Ady juga menyinggung kewajiban membuat AMDAL sebelum mengajukan permohonan IUP diatur pada Pasal 15 huruf (i) Peraturan Menteri Pertanian RI No. 26/ Permentan/ OT.140/ 2/ 2007 tentang Pedoman Perizinan Usaha Perkebunan dan Pasal 40 ayat (1) UU No. 32 Tahun 2009 tentang Perlindungan dan Pengelolaan Lingkungan Hidup.
“Sanksi pidananya diatur pada Pasal 111 ayat (2) UU No. 32 Tahun 2009 tentang Perlindungan dan Pengelolaan Lingkungan Hidup. Pejabat yang menerbitkan izin usaha dan/atau kegiatan tanpa dilengkapi dengan izin lingkungan dipidana dengan pidana penjara paling lama 3 (tiga) tahun dan denda paling banyak Rp3 miliar,” katanya.

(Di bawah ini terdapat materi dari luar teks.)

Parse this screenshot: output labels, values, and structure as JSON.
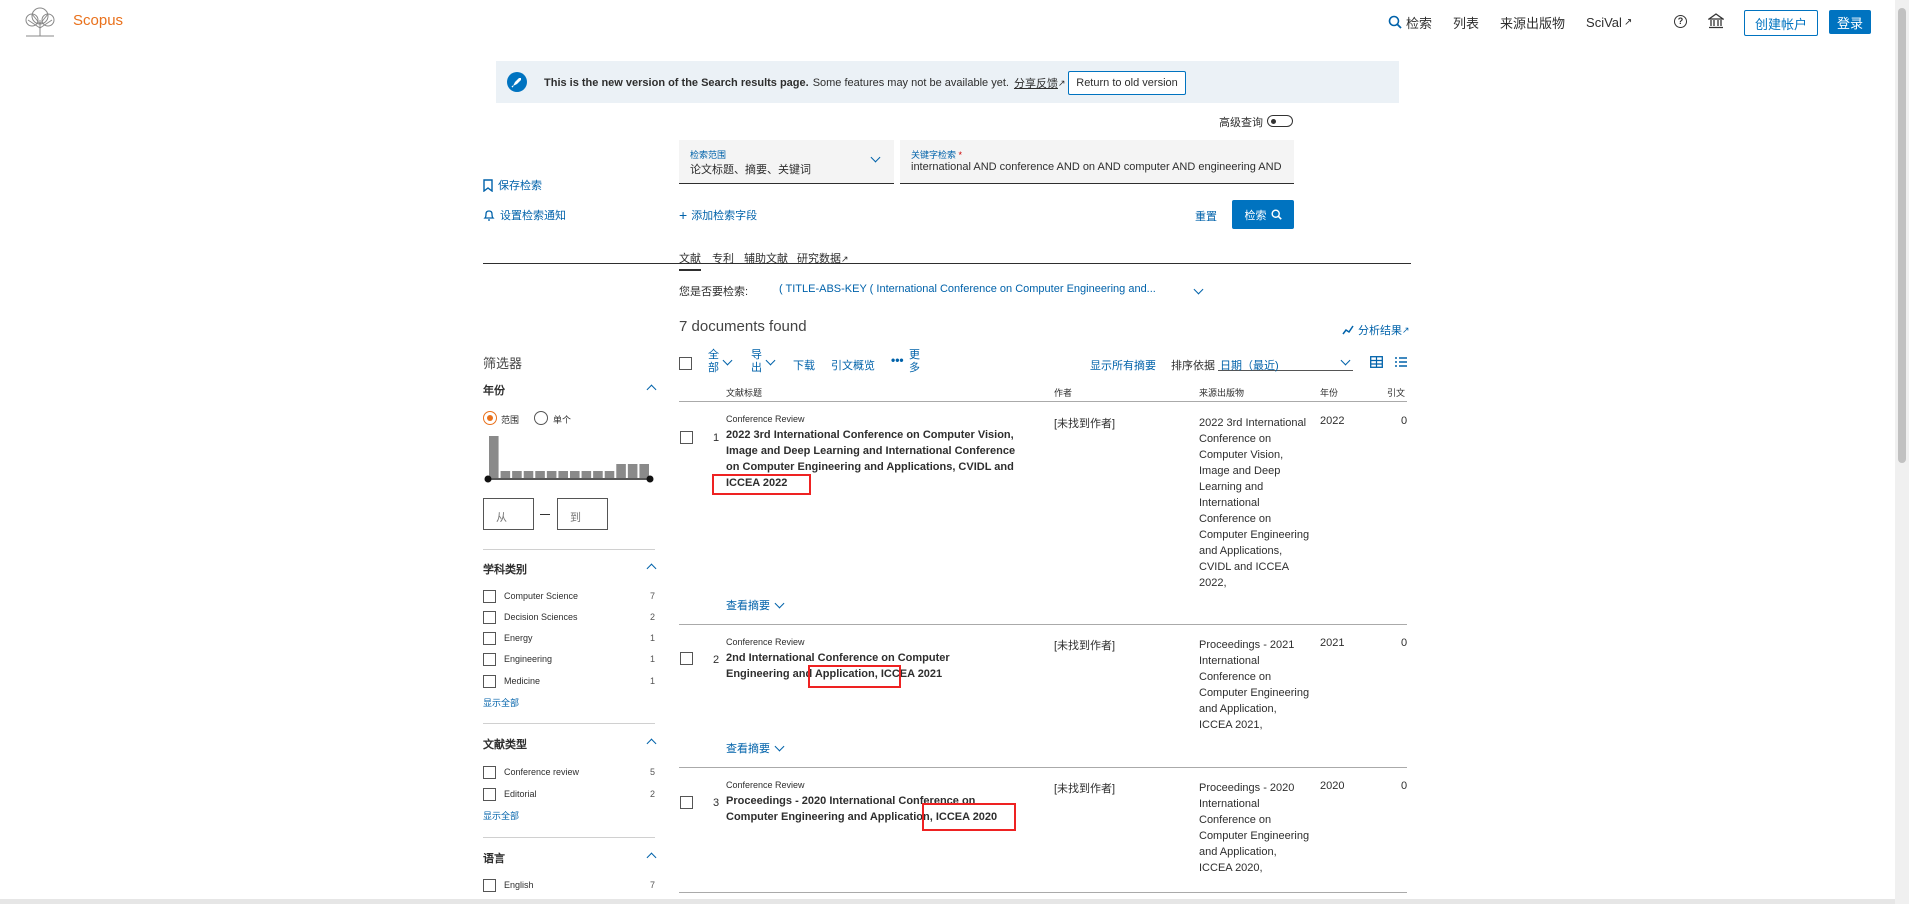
{
  "header": {
    "logo_text": "Scopus",
    "nav": [
      {
        "label": "检索"
      },
      {
        "label": "列表"
      },
      {
        "label": "来源出版物"
      },
      {
        "label": "SciVal"
      }
    ],
    "create_account": "创建帐户",
    "login": "登录"
  },
  "banner": {
    "bold_text": "This is the new version of the Search results page.",
    "text": "Some features may not be available yet.",
    "feedback_link": "分享反馈",
    "return_button": "Return to old version"
  },
  "advanced_toggle_label": "高级查询",
  "search": {
    "scope_label": "检索范围",
    "scope_value": "论文标题、摘要、关键词",
    "keyword_label": "关键字检索",
    "keyword_value": "international AND conference AND on AND computer AND engineering AND",
    "add_field": "添加检索字段",
    "reset": "重置",
    "search_button": "检索"
  },
  "left_actions": {
    "save_search": "保存检索",
    "set_alert": "设置检索通知"
  },
  "tabs": [
    {
      "label": "文献"
    },
    {
      "label": "专利"
    },
    {
      "label": "辅助文献"
    },
    {
      "label": "研究数据"
    }
  ],
  "suggest": {
    "label": "您是否要检索:",
    "query": "( TITLE-ABS-KEY ( International Conference on Computer Engineering and..."
  },
  "results": {
    "count_text": "7 documents found",
    "analyze": "分析结果",
    "toolbar": {
      "all": "全部",
      "export": "导出",
      "download": "下载",
      "citation_overview": "引文概览",
      "more": "更多",
      "show_all_abstracts": "显示所有摘要",
      "sort_label": "排序依据",
      "sort_value": "日期（最近)"
    },
    "columns": {
      "title": "文献标题",
      "authors": "作者",
      "source": "来源出版物",
      "year": "年份",
      "cited": "引文"
    },
    "rows": [
      {
        "num": "1",
        "type": "Conference Review",
        "title": "2022 3rd International Conference on Computer Vision, Image and Deep Learning and International Conference on Computer Engineering and Applications, CVIDL and ICCEA 2022",
        "authors": "[未找到作者]",
        "source": "2022 3rd International Conference on Computer Vision, Image and Deep Learning and International Conference on Computer Engineering and Applications, CVIDL and ICCEA 2022,",
        "year": "2022",
        "cited": "0",
        "abstract_link": "查看摘要"
      },
      {
        "num": "2",
        "type": "Conference Review",
        "title": "2nd International Conference on Computer Engineering and Application, ICCEA 2021",
        "authors": "[未找到作者]",
        "source": "Proceedings - 2021 International Conference on Computer Engineering and Application, ICCEA 2021,",
        "year": "2021",
        "cited": "0",
        "abstract_link": "查看摘要"
      },
      {
        "num": "3",
        "type": "Conference Review",
        "title": "Proceedings - 2020 International Conference on Computer Engineering and Application, ICCEA 2020",
        "authors": "[未找到作者]",
        "source": "Proceedings - 2020 International Conference on Computer Engineering and Application, ICCEA 2020,",
        "year": "2020",
        "cited": "0"
      }
    ]
  },
  "filters": {
    "title": "筛选器",
    "year": {
      "title": "年份",
      "range_label": "范围",
      "single_label": "单个",
      "from_placeholder": "从",
      "to_placeholder": "到",
      "histogram": [
        6,
        1,
        1,
        1,
        1,
        1,
        1,
        1,
        1,
        1,
        1,
        2,
        2,
        2
      ]
    },
    "subject": {
      "title": "学科类别",
      "items": [
        {
          "label": "Computer Science",
          "count": "7"
        },
        {
          "label": "Decision Sciences",
          "count": "2"
        },
        {
          "label": "Energy",
          "count": "1"
        },
        {
          "label": "Engineering",
          "count": "1"
        },
        {
          "label": "Medicine",
          "count": "1"
        }
      ],
      "show_all": "显示全部"
    },
    "doc_type": {
      "title": "文献类型",
      "items": [
        {
          "label": "Conference review",
          "count": "5"
        },
        {
          "label": "Editorial",
          "count": "2"
        }
      ],
      "show_all": "显示全部"
    },
    "language": {
      "title": "语言",
      "items": [
        {
          "label": "English",
          "count": "7"
        }
      ]
    }
  }
}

Selain itu, sambung Ady, pada konsideran mengingat angka (17) IUP PT. CSA menggunakan Keputusan Menteri Pertanian No. 357/ Kpts/ HK.350/ 5/ 2002, tanggal 23 Mei 2002 tentang Pedoman Perizinan Usaha Perkebunan yang sudah dinyatakan dicabut dan tidak berlaku lagi sejak ditetapkannya Peraturan Menteri Pertanian RI No. 26/ Permentan/ OT.140/ 2/ 2007 tentang Pedoman Perizinan Usaha Perkebunan.

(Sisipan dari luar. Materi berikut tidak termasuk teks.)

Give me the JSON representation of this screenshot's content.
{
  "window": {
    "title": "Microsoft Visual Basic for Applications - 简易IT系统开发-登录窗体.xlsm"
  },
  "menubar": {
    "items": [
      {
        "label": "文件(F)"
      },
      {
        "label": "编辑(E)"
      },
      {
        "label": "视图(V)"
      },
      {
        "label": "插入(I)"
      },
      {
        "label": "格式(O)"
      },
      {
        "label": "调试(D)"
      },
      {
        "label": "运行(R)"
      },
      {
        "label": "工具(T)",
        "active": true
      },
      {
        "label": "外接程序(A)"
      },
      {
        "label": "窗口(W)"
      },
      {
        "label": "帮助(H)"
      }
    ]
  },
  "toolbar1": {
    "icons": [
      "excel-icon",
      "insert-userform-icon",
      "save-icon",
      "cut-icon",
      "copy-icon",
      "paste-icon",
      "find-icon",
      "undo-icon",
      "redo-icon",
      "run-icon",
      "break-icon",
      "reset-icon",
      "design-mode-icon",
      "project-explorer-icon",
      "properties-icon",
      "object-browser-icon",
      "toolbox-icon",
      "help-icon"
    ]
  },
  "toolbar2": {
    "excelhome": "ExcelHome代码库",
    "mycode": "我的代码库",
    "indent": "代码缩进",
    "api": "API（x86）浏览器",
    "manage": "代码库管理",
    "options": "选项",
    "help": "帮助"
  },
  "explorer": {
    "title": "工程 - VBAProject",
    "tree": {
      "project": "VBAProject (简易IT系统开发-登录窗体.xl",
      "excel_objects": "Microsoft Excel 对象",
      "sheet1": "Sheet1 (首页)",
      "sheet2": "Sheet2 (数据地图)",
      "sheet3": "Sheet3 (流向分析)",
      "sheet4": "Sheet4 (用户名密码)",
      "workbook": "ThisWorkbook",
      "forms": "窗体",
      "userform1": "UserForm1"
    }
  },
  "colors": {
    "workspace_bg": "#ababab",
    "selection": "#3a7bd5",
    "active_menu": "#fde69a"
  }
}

“Sanksi pidana yang lebih tegas lagi diatur pada Pasal 106 huruf (b) UU No. 39 Tahun 2014 tentang Perkebunan. Gubernur, Bupati/Walikota yang menerbitkan izin yang tidak sesuai dengan syarat dan ketentuan peraturan perundang-undangan dipidana dengan pidana penjara paling lama 5 tahun dan denda paling banyak Rp5 miliar,” pungkasnya.